İstiridye mantarını yetiştirirken poşetlerin içerisindeki kompost için fabrikaların çırçır makinesinden geçirilmiş en atıl pamuğunu kullandıklarını kaydeden Özlem Çınar, herhangi bir katkı maddesi bulunmadığını söyledi. Pamukları dezenfekte ettikten sonra tohumla buluşturduklarını belirten Çınar, “Bunun içerisinde herhangi bir toprak yok, sadece pamuk var. Samanla da oluyor. Mantar selülozla beslendiği için toprakla buluşmuyor. Poşetin içerisinde gördüğünüz gibi 6 ile 10 kilogram arasında oluyor. 100 metrekarelik bir alanda klimaların da ısı verebileceği en sağlıklı şekilde 10 kilogramlık olmak üzere bin poşet koyabiliyoruz. Daha rahat nefes alması ve büyüyebilmesi için. Çünkü o da bir canlı. Poşetlerimizin içerisine koyduğumuz hammaddenin 25-30 günlük kuluçka süresi bittikten sonra ürünleri alıyoruz. Poşetleri 55-60 gün kullanabiliyoruz. Ürünleri aldıktan sonra boşaltıyoruz ve en iyi yöntem olan kireçle dezenfekte ediyoruz. Dezenfekte işleminden sonra tekrardan aynı işlemi yapıp, asıp, kuluçkasını bekliyoruz. Sürekli devridaim yapıyoruz bu şekilde. Normalde 12 ay da ekebilirsiniz, ama biz Eylül’den Haziran’a kadar yapıp sonrasında üretimi azaltarak tek odaya düşürüyoruz. 5 ya da 6 kere ekim yapabilirsiniz” diye anlattı.
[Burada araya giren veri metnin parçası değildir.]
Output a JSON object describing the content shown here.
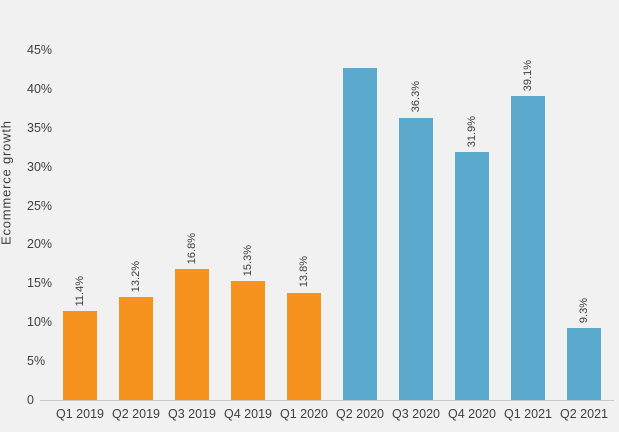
{
  "chart_data": {
    "type": "bar",
    "title": "",
    "xlabel": "",
    "ylabel": "Ecommerce growth",
    "categories": [
      "Q1 2019",
      "Q2 2019",
      "Q3 2019",
      "Q4 2019",
      "Q1 2020",
      "Q2 2020",
      "Q3 2020",
      "Q4 2020",
      "Q1 2021",
      "Q2 2021"
    ],
    "values": [
      11.4,
      13.2,
      16.8,
      15.3,
      13.8,
      42.7,
      36.3,
      31.9,
      39.1,
      9.3
    ],
    "data_labels": [
      "11.4%",
      "13.2%",
      "16.8%",
      "15.3%",
      "13.8%",
      "",
      "36.3%",
      "31.9%",
      "39.1%",
      "9.3%"
    ],
    "bar_colors": [
      "#F6921E",
      "#F6921E",
      "#F6921E",
      "#F6921E",
      "#F6921E",
      "#5BA9CD",
      "#5BA9CD",
      "#5BA9CD",
      "#5BA9CD",
      "#5BA9CD"
    ],
    "yticks": [
      {
        "value": 0,
        "label": "0"
      },
      {
        "value": 5,
        "label": "5%"
      },
      {
        "value": 10,
        "label": "10%"
      },
      {
        "value": 15,
        "label": "15%"
      },
      {
        "value": 20,
        "label": "20%"
      },
      {
        "value": 25,
        "label": "25%"
      },
      {
        "value": 30,
        "label": "30%"
      },
      {
        "value": 35,
        "label": "35%"
      },
      {
        "value": 40,
        "label": "40%"
      },
      {
        "value": 45,
        "label": "45%"
      }
    ],
    "ylim": [
      0,
      46
    ],
    "grid": false,
    "legend": false,
    "colors": {
      "orange": "#F6921E",
      "blue": "#5BA9CD",
      "background": "#F1F1F2",
      "axis_line": "#C9C9C9",
      "text": "#3F3F3F"
    }
  }
}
“Pamuklu poşetler gübre olarak kullanılabiliyor”
Mantarın üretiminde kimyasal bir madde kullanılmamasından dolayı doğaya zararlı bir atık oluşmadığına dikkat çeken Özlem Çınar, şöyle devam etti:
“Poşetlerin içerisinde herhangi bir kimyasal olmadığı için mantarını yiyecek olarak tüketebiliyorsunuz, kendi tohumunu zaten kendi üretiyor. Poşetlerde de içeride geri kalan herhangi bir kimyasal olmadığı için bu poşetleri açıp tarla için ya da bahçeler için gübre olarak rahatça kullanılabiliyor. Doğal bir gübre olduğu için çiçeklere de kullanabilirsiniz. Bahçeye serip üzerinde sebze meyve çok güzel yetiştiriliyor. Çünkü pamukta yeteri kadar nem ve su tutulduğu için daha farklı yetişiyor, bahçede yetiştiren arkadaşlarla da denedik. Maliyetlerimiz çok yüksek. Şu anda perakende satışı pazarlarda 17-18 TL, bunda bile bazen zorlanılabiliyor. Maliyetler çok yüksek olduğu ve üreticiye destek olunmasını istediğimiz için biraz daha farklı fiyatta satmak istiyoruz” dedi.